Celebrating Europe Day, perhaps

There are two “Europe Days.” The Council of Europe celebrates it on May 5th, but the EU does so on May 9th, the anniversary of the Schumann Declaration of 1950 that paved the way for the European Iron and Steel Community. It was issued by French Foreign Minister, Robert Schumann, and put French and German coal and steel production under a single authority, open to other Western European countries that wished to join.

Schumann was explicit that it was designed to bond France and Germany economically, so that no more wars would break out between them. He wrote, "World peace cannot be safeguarded without the making of creative efforts proportionate to the dangers which threaten it.”

He also said, revealingly, “The pooling of coal and steel production should immediately provide for the setting up of common foundations for economic development as a first step in the federation of Europe.”

Note the words “first step in the federation of Europe.” Right at the start of the process of closer unification of Europe, there were people at the heart of it bent on steering it into a federal union, a United States of Europe. The European Iron and Steel Community morphed into the Common Market, that morphed into the European Economic Community, that segued into just the European Community. And that, after the Lisbon Treaty, became the European Union in 2009.

There is little doubt from recent moves and statements that the European Commission looks to a European unitary tax system, with taxes paid direct to Brussels, European law, a European army, EU embassies and an EU seat on the UN Security Council. This is not what the UK thought it was signing up to when it affirmed its membership of the European Economic Community.

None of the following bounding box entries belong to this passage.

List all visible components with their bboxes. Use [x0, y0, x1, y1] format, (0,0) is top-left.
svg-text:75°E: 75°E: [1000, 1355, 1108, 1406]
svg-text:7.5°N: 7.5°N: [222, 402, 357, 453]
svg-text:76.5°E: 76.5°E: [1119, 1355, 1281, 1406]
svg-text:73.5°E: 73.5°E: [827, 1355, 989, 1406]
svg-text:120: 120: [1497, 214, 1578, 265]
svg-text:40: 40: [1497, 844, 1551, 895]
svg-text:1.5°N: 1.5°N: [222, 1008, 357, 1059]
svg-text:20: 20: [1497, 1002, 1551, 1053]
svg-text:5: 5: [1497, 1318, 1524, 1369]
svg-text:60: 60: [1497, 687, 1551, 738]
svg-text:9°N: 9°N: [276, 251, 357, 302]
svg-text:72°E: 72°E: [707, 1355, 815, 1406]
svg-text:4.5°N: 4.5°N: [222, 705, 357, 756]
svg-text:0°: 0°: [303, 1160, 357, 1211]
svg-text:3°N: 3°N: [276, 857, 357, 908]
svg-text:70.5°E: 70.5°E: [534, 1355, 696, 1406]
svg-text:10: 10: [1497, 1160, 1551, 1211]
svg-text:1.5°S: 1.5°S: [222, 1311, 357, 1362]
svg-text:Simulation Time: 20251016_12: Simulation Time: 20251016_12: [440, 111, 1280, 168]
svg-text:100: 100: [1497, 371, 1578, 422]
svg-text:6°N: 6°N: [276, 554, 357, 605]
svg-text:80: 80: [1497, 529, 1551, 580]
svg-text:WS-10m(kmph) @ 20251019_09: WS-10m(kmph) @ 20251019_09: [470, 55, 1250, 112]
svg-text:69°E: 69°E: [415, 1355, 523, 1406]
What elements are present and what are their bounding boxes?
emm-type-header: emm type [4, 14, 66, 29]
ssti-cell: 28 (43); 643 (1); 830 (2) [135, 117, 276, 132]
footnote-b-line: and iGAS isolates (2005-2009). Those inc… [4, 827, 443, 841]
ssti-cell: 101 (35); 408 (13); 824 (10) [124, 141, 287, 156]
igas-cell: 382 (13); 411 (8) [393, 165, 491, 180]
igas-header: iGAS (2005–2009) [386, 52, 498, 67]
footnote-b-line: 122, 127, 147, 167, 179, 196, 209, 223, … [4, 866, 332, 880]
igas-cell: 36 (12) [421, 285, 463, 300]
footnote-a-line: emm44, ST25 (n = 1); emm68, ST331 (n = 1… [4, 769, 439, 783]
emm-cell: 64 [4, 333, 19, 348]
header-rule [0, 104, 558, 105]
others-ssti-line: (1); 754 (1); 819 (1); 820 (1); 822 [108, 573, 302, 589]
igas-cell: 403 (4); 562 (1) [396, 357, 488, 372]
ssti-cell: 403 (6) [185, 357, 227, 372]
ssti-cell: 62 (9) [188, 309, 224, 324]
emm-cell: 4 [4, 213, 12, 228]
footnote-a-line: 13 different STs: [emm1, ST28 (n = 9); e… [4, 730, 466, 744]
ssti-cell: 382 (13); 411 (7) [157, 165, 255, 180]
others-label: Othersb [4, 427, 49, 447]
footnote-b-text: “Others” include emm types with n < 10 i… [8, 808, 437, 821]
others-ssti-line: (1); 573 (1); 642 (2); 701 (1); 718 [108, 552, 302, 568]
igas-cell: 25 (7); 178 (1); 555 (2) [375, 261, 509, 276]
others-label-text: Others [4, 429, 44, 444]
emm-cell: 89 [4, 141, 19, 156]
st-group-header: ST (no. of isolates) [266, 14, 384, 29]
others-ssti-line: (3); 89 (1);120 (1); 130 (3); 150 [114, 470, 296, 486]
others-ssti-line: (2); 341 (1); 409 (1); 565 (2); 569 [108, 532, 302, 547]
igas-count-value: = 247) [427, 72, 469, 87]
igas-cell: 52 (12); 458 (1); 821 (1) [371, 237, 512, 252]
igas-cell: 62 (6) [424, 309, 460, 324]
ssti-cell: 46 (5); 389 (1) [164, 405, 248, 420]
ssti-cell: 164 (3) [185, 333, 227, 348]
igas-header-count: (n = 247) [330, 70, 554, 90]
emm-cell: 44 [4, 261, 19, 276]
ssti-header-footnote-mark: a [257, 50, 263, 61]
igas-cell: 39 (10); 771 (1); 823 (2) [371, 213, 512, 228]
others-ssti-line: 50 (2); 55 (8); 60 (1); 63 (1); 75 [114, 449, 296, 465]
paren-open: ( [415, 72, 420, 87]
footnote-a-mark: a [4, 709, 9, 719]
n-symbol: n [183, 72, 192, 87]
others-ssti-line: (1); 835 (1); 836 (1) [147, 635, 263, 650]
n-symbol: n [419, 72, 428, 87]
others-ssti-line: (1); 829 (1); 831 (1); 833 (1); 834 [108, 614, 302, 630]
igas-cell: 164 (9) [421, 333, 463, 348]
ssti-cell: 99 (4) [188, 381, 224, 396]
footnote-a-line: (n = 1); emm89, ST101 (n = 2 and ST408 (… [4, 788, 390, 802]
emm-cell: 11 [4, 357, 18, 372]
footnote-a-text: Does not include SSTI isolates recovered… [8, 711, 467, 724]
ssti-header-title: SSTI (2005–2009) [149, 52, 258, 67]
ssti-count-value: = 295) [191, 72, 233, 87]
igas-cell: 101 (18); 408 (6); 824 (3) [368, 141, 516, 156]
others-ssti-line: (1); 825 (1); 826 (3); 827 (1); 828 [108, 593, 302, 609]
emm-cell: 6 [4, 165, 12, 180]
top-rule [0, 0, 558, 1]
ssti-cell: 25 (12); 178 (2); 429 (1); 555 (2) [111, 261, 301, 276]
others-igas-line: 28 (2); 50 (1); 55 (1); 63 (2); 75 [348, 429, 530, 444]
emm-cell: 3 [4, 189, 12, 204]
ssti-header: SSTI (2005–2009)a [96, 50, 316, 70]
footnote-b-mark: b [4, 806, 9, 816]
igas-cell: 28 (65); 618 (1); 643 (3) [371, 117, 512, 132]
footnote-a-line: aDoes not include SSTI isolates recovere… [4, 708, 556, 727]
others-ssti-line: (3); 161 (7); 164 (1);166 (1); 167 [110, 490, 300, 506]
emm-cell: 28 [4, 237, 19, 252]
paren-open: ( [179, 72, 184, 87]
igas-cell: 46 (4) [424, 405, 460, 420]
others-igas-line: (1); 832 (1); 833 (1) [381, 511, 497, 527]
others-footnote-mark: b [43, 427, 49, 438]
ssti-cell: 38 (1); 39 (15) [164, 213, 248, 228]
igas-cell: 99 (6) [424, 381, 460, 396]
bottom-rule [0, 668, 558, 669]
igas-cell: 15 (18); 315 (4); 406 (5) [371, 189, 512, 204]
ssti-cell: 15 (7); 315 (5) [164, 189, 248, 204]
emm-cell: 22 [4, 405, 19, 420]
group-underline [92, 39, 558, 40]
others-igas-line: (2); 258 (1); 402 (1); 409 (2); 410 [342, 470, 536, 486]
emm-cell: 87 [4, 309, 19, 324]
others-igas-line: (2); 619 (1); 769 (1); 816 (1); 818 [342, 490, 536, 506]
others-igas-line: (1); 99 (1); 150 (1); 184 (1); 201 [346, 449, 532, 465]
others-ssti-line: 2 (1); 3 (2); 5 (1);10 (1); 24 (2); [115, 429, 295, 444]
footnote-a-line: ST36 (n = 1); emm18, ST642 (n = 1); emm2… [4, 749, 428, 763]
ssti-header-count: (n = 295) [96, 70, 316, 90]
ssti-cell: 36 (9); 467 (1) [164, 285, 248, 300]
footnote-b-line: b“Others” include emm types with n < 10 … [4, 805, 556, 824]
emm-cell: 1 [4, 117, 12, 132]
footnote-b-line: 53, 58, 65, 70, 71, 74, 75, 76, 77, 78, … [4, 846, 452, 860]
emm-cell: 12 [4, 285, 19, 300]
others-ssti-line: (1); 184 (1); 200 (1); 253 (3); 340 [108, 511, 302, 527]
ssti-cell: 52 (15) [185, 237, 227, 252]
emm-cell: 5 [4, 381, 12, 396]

At the time of the 2016 referendum, when people were asked the simple question as to whether we should remain in the EU of leave it, a ‘Remain’ vote was presented as a status quo, versus a ‘Leave’ vote that would take a leap into the unknown. In fact there was no status quo option. A ‘Remain’ vote would have kept the UK into a rapidly evolving juggernaut hurtling towards the “ever closer union” of unitary statehood, and with no means of preventing that.

Parliament delegated the decision on EU membership to the people of Britain, and in the People’s Vote they opted to leave.

It is today unlikely that European unity is the only thing preventing another war between France and Germany, so it is possible to argue that it did the job that lay behind its initial impetus. Thus we might hail its success and celebrate Europe Day on this May 9th, but we will celebrate it from the outside.